By Ann Colley
As the scientific, philanthropic, and business communities gather in New York City this week for Climate Week 2023, we will be focusing our attention on organizations and initiatives that are considering climate change through the lens of biodiversity.
Philanthropic and private-sector investments in conserving biodiverse ecosystems are critical to maintaining ecological balance, protecting endangered species, and promoting the health of land, water, and forests. In turn, these healthy landscapes conserve water, improve soil health, moderate temperature, protect from extreme weather events, and sequester significant amounts of carbon to help reduce climate change and promote resilience.
The Moore Charitable Foundation has the privilege of collaborating with many of the best and brightest in conservation. Through a local philanthropy strategy, we support scientists and environmental advocates who see first-hand the threats to their regional ecosystems and who identify the opportunities to address those threats. For #ClimateWeek2023, I wanted to highlight a few of our biodiversity and conservation champions who continue to make great strides:
- The Leatherback Project, led by the indomitable Callie Veelenturf, conserving endangered sea turtles through satellite tagging, research, and education and is creating a wildlife refuge around Panama’s Saboga Island — a biodiversity hotspot. Callie is a leader in the “Rights of Nature” movement; in 2020 she proposed a law that was enacted in 2022 when the president of Panama signed legal protections to nature. This week, she brings her advocacy to New York. Read more on Callie here.

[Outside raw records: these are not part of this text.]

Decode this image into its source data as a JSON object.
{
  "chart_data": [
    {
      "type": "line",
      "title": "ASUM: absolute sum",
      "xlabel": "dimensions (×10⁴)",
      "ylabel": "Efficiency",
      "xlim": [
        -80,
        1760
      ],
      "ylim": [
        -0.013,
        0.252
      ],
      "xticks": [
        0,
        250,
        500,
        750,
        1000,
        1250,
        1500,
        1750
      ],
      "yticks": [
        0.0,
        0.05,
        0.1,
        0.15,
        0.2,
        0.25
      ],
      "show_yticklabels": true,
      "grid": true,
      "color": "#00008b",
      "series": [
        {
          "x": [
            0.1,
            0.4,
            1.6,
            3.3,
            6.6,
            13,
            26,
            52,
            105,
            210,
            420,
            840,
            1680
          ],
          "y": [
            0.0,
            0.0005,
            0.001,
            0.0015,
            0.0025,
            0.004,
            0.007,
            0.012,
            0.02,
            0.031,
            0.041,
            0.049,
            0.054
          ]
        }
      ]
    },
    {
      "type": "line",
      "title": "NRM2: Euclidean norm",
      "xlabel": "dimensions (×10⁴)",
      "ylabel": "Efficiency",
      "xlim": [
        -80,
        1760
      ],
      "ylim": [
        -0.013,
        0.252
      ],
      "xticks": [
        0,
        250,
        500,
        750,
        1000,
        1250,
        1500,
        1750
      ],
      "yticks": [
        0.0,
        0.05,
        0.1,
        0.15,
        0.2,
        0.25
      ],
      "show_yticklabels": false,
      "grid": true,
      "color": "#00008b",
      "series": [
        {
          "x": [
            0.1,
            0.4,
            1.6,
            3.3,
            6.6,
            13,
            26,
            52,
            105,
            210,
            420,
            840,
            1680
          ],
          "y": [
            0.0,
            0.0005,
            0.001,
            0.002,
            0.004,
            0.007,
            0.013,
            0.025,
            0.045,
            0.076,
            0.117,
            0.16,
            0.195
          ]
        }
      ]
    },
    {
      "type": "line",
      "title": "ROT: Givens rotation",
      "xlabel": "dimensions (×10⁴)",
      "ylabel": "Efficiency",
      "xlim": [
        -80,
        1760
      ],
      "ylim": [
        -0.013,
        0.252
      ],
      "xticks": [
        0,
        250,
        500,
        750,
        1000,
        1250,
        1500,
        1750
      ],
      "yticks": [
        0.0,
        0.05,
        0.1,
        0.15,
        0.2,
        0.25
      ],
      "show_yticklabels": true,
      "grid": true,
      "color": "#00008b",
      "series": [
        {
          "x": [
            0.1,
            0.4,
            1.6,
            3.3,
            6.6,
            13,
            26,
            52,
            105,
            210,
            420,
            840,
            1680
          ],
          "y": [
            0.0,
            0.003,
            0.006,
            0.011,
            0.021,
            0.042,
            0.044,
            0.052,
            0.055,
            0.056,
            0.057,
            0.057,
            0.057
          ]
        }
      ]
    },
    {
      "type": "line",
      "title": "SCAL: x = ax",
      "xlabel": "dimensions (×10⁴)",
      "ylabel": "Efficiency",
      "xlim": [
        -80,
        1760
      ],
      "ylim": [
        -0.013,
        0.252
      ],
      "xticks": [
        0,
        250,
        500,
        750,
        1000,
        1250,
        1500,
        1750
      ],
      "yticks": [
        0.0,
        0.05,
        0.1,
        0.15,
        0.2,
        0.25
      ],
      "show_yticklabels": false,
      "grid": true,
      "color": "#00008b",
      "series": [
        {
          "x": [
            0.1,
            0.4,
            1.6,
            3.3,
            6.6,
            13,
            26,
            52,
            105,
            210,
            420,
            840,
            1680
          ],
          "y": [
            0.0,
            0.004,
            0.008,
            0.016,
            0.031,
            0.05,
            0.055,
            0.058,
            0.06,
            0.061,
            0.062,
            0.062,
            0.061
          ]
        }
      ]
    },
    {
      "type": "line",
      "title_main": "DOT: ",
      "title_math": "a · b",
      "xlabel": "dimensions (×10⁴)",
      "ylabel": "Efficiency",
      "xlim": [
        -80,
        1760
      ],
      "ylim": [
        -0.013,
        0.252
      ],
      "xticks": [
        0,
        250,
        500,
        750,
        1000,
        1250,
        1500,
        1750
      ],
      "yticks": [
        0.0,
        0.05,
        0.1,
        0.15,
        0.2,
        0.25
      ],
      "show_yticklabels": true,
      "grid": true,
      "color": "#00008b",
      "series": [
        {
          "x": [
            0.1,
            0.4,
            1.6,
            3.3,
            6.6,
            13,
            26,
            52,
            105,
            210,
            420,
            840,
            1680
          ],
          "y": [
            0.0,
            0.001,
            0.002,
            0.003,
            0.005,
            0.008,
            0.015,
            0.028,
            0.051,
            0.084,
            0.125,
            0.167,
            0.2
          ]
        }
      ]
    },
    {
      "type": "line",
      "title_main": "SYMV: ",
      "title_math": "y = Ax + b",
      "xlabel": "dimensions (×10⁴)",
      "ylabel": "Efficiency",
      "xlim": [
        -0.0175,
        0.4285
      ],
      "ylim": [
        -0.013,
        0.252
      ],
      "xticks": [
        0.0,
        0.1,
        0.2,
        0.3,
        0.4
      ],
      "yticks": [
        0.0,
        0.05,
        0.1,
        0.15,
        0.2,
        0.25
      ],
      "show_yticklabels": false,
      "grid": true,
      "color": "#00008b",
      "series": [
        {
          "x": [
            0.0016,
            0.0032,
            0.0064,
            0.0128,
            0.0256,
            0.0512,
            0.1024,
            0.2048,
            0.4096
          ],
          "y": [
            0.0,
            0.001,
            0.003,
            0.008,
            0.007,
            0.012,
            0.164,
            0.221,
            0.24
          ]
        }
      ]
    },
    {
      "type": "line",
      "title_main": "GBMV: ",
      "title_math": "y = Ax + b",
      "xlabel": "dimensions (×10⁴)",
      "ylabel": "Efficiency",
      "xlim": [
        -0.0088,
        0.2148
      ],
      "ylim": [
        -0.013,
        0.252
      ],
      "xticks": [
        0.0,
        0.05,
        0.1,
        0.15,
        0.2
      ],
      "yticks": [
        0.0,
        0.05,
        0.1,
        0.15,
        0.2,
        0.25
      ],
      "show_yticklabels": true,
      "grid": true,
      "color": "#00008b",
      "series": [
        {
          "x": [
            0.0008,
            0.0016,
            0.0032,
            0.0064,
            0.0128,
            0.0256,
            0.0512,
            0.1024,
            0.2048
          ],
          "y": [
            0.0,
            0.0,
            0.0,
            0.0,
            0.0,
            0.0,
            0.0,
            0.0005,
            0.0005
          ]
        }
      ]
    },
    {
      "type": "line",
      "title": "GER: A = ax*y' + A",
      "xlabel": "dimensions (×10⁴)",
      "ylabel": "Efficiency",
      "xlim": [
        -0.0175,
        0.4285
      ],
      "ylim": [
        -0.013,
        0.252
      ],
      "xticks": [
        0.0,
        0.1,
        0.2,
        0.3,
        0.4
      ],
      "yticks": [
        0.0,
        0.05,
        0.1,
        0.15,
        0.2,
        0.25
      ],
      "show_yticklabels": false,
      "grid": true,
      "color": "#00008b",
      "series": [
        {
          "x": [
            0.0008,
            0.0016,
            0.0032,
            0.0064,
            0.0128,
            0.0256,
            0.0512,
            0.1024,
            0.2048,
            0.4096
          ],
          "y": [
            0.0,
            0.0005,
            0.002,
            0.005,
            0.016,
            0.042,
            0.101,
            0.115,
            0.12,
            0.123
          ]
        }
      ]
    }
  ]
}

- Oceans 5, an international funders collaborative, works to protect some of the most biodiverse ecosystems — our oceans — by supporting efforts to stop overfishing, establish marine protected areas (MPAs), and constrain offshore oil and gas development — three of the highest priorities identified by marine scientists around the world.
- The Shark Conservation Fund is restoring ocean health through sweeping shark and ray conservation. Its visionary Shark Biodiversity Initiative (SBI) is an effort enhance conservation impact through the establishment and enforcement of MPAs designed to benefit sharks and rays.
- The Smithsonian Tropical Research Institute (STRI)’s support for the 2023 Our Oceans Conference, hosted by the Republic of Panama, was instrumental in the country’s commitment to expand the Banco Volcán Managed Resources Area in the Panamanian Caribbean to 36,058 square miles, protecting 54% of its waters based on STRI-led science. This action will safeguard unique resources, buffer climate change, and support indigenous communities.
Maintaining the health of our diverse ecosystems is an effective, natural solution to capturing carbon, improving climate, supporting communities, and protecting our environment for generations to come.